Das Gebäude steht auf einem etwa 60 m² großen Gewölbekeller, dem historischen Weinkeller. Im Erdgeschoss darüber befindet sich, auf Grund der Hanglage auch teilweise in den Berg hineingebaut, der ehemalige Pressraum nebst einem weiteren, kleinen Kellerraum. Die Wohnräume des Winzerhauses befanden sich im Obergeschoss sowie im Dachgeschoss, zu dem eine hölzerne Wendeltreppe führt.
Die Fassaden des Barockgebäudes sind schlicht verputzt. In der Straßenansicht finden sich mit Wein berankte Spaliere.
Die Einfriedung besteht aus einer Bruchsteinmauer mit einem Durchlass vor dem mittig angebrachten Eingang sowie einer Toreinfahrt auf der linken Seite aus zwei mächtigen Pfeilern mit Abdeckplatten.
Das Haus Fliegenwedel mit seinem charakteristischen Giebel wird als fließender Übergang von den schlichten Winzerhäusern der Lößnitz hin zu den mehr herrschaftlichen Häusern beispielhaft erwähnt.[5]
Geschichte
Für das Jahr 1544 ist dokumentiert, dass sich der Weinberg Fliegenwedel ebenso wie der westlich benachbarte Bischofsberg in bischöflich-Meißnischem Besitz befand.
Im Jahr 1599 wurden die Berge aus kurfürstlichem Besitz veräußert. 1674 wurde der Fliegenwedel, der eine Größe von etwa 30 Pfahlhaufen hatte, für 250 Taler an den Landrentmeister (vermutlich Kämmerer) Sebastian Rothe verkauft. An der Stelle des heutigen, 1675[6] für ihn auf dem alten Keller gebauten Hauses stand bereits ein Kelterhaus.
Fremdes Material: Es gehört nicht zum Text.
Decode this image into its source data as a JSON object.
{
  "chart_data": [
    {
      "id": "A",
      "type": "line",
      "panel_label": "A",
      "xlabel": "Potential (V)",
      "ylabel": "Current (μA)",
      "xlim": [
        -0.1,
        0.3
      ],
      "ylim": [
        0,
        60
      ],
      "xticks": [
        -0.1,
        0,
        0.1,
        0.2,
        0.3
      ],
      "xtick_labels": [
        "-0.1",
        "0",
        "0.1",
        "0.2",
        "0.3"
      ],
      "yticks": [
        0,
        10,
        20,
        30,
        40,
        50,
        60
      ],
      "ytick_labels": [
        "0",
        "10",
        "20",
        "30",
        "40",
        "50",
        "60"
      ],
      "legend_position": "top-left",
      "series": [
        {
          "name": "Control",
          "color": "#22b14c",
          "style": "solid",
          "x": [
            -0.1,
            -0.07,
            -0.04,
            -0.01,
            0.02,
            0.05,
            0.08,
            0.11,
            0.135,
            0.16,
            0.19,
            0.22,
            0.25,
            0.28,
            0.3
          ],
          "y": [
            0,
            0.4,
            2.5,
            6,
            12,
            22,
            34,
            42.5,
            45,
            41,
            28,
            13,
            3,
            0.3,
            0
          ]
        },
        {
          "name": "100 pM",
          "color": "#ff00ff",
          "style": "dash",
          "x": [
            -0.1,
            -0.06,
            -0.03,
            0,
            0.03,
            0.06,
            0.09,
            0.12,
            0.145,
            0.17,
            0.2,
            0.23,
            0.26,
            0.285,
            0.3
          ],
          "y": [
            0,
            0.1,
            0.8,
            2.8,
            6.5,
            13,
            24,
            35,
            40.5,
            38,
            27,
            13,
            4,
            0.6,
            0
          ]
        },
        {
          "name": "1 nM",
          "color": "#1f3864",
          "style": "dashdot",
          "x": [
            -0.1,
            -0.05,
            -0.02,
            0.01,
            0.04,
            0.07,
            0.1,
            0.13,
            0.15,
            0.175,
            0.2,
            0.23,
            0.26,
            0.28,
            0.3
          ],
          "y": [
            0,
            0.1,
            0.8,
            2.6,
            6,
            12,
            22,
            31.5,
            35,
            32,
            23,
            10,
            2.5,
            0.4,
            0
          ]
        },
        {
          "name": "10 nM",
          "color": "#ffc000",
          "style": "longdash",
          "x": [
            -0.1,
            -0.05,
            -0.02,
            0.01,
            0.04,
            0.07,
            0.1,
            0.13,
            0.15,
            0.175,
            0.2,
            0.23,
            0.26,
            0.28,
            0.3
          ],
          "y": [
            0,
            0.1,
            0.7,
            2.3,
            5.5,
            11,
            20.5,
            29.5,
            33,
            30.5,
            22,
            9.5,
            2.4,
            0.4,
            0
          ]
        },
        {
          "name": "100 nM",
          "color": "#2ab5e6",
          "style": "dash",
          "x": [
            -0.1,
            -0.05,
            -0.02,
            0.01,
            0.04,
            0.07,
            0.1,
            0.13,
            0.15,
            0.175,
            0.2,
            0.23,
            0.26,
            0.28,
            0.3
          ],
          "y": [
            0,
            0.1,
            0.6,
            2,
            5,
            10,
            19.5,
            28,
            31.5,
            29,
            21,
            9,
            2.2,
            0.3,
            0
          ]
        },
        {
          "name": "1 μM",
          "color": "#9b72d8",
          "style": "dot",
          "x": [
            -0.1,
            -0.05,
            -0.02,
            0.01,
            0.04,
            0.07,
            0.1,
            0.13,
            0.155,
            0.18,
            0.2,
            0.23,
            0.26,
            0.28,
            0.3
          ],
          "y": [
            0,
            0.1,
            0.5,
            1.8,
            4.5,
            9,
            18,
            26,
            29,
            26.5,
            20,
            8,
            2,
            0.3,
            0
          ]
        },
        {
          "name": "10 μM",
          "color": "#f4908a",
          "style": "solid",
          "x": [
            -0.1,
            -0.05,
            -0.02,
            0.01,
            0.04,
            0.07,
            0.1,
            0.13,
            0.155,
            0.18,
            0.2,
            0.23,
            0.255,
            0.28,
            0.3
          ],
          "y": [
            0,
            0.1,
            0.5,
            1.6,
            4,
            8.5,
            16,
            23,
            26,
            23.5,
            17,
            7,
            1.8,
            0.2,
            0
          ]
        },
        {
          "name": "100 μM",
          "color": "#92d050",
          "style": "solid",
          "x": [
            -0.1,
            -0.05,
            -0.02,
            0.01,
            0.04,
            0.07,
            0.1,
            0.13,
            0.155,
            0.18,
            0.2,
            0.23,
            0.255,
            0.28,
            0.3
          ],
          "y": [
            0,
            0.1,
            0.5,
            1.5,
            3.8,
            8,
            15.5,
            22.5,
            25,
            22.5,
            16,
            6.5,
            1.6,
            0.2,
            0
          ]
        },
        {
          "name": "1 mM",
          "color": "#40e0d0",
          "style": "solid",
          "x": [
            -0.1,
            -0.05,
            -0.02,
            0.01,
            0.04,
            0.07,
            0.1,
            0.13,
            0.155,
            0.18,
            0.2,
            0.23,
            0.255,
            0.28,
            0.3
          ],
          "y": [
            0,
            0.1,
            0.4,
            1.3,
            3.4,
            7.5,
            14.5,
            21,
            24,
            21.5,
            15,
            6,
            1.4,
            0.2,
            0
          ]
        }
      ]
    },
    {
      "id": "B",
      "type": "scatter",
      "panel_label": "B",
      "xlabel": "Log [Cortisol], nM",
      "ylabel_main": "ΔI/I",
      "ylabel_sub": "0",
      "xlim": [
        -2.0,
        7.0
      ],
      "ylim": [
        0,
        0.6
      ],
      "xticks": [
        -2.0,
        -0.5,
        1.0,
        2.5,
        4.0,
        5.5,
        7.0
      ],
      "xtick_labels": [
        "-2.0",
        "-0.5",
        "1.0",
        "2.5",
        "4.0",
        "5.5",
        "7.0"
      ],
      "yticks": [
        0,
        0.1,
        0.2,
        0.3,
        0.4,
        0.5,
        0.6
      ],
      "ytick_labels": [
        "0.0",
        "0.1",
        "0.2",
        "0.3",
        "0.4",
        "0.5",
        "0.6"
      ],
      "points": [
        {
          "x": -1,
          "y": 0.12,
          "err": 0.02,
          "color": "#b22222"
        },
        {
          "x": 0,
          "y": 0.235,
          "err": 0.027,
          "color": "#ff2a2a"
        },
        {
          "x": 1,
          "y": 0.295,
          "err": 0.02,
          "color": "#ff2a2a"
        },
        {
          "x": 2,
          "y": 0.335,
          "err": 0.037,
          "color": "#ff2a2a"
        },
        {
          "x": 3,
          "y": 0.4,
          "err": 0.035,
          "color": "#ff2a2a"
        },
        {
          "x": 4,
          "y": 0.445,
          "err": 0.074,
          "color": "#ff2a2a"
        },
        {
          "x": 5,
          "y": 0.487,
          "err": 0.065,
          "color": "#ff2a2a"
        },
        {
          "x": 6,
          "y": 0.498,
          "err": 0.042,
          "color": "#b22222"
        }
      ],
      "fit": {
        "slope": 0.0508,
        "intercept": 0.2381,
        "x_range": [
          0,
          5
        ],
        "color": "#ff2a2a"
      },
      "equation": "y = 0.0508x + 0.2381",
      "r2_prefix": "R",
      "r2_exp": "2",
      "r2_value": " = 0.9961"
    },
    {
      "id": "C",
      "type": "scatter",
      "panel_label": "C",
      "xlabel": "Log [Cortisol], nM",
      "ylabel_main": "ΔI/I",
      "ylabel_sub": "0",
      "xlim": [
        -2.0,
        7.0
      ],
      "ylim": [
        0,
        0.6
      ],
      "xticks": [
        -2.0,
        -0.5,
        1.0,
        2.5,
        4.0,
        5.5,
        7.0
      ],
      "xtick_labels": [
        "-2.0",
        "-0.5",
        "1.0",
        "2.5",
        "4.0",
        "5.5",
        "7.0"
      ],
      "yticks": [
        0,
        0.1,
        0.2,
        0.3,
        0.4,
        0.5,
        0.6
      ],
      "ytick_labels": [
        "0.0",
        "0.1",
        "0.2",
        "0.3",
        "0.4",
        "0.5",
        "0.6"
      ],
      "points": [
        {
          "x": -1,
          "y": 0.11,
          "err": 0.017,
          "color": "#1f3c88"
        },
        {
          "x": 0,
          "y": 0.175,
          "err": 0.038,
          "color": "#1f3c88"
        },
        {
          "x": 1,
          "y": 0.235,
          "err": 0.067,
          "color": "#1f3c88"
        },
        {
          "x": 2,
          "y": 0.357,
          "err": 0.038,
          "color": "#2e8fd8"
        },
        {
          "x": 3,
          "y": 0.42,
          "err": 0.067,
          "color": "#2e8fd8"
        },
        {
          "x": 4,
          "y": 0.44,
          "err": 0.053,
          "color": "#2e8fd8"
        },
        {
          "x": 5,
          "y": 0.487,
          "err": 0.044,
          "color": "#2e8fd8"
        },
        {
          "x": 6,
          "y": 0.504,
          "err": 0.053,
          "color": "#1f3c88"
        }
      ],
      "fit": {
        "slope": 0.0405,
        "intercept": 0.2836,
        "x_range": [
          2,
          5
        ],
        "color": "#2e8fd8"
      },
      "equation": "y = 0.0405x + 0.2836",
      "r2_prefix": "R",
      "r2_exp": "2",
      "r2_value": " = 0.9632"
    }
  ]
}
Um 1700 erwarb das Anwesen der Rothenthaler Hammerwerks-Besitzer Gottfried Salomon Lingke, einschließlich eines Teils des angrenzenden Bischofsbergs. Der andere Teil des Bischofsbergs war im Besitz der Frau verw. Hornin geb. Lingke. Beide benutzten gemeinsam das bestehende Weinbergshaus, insbesondere die Weinpresse. 1731 wurde Lingkes Witwe, eine Tochter von Rothe, Eigentümerin von Haus und Weinberg.
Gemeinsam verkauften die beiden 1738 für 1.340 Taler an den Dresdner Hofböttchermeister und Ratseichmeister Jacob Krause, der 1742 auf einem Felsvorsprung oberhalb seines Weinbergsbesitzes Fliegenwedel als weithin sichtbares Zeichen den nach ihm benannten Jacobstein erbaute. Dieser diente ursprünglich als Winzerunterkunft und zur Geräteaufbewahrung, wurde später jedoch auch als Lusthäuschen genutzt. Das aus dem 17. Jahrhundert stammende Winzerhaus wurde von ihm zur heutigen barocken Form mit dem stark geschweiften Südgiebel umgebaut und aufgestockt. Die von Krause verwendeten Treppenstufen stammten aus dem 1701 abgebrannten Residenzschloss Dresden.[7] Ein 1770 nach Krauses Tod aufgestelltes Inventar gibt Auskunft über die damalige Raumaufteilung: Im Erdgeschoss eine große Stube, eine kleinere Schlafstube, eine kleine Eckstube und die Küche mit einem Gewölbe für Geschirr, im Obergeschoss die große Sommerstube und daneben drei Kammern sowie im zweiten Obergeschoss eine weitere Kammer. Krauses Schwiegersohn, der Dresdner Weinhändler Samuel Bauer, kaufte den Fliegenwedel mit Gebäuden und Inventar für 2.940 Taler von Krauses Witwe Erdmuthe Sophie geb. Roos.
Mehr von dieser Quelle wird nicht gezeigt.